Owen Barfield (1898-1997) and H. P. Grice (1913-1988)

by JLS
for the GC

--- D. E. Russell, in his PhD dissertation, has explored some strands in the Griceian fabric. I offer the following. I haven't done much research on this, though. I think it MAY relate to an essay by Holloway, "Philosophy of language in England". Holloway, of "Language and Intelligence" fame (Hart reviewed it for Philosophical Quarterly in 1952, first mentioning Grice's "Meaning" in print).

One learns from Wiki.

Owen Barfield was born in London on 9 November 1898, and died in Sussex 14 December 1997. He was an English Oxford-educated philosopher (alma mater: Wadham) author, poet, and critic.

Barfield was born in London.

He was educated at Highgate School and Wadham College, Oxford.

In 1920 received a 1st class degree in English language and literature.

After finishing his B. Litt., which became

"Poetic Diction"

with the crucial Griceian subtitle with Griceian echoes:

"a study in meaning"

(1928), Barfield worked as a solicitor.

Because of Barfield's career as a solicitor, he contributed to philosophy as
a non-academic -- publishing however numerous essays, books, and articles.

Barfield's primary focus was on what he called the "evolution of
consciousness," which is an idea which occurs frequently in his writings.

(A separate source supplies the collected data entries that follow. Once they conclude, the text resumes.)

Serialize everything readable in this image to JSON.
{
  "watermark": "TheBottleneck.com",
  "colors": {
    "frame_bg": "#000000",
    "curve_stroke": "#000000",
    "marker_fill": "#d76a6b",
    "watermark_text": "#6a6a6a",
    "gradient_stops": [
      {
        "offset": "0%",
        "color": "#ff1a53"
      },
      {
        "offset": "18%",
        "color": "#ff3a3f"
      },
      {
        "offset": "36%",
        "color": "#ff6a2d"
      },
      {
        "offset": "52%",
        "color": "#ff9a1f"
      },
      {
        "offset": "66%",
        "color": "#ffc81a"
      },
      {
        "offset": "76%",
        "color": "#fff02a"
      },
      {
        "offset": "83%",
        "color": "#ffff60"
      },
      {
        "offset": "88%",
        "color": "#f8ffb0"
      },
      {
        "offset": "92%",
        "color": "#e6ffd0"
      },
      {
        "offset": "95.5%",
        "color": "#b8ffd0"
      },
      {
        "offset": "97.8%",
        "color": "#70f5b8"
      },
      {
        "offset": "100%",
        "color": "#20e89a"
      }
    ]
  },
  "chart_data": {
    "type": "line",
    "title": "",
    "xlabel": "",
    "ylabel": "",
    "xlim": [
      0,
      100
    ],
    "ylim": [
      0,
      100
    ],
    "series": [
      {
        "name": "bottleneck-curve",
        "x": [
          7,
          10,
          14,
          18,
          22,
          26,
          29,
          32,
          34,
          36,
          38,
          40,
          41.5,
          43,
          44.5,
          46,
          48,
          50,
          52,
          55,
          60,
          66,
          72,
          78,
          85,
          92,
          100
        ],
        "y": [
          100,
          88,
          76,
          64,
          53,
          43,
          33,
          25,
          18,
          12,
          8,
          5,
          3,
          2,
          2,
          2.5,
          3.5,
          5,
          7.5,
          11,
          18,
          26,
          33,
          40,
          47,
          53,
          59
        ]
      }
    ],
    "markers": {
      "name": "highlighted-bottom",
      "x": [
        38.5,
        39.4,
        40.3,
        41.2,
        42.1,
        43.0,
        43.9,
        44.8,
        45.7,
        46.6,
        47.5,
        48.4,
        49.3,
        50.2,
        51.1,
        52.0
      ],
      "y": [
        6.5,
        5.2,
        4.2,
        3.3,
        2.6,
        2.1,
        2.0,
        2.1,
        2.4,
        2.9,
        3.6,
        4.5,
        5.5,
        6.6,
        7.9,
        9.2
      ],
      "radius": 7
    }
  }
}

Barfield, rather than a pre-Griceian, is most famous today as a friend of C. S. Lewis and as the author of "Saving the Appearances: A Study in Idolatry" -- another study -- cfr. Grice, "studies in the way of words".

Barfield met Irish author C. S. Lewis in 1919.

In 1923 Barfield married the stage-designer Maud Douie.

They adopted three children: Alexander, Lucy, and Geoffrey.

C. S. Lewis wrote his 1949 book "The Lion, the Witch and the Wardrobe" for Lucy
Barfield and dedicated "The Voyage of the Dawn Treader" to her brother
Geoffrey in 1952.

Barfield died in Forest Row in Sussex, in 1997. (Obituary in "The Independent").

Barfield has been known as "the first and last Inkling".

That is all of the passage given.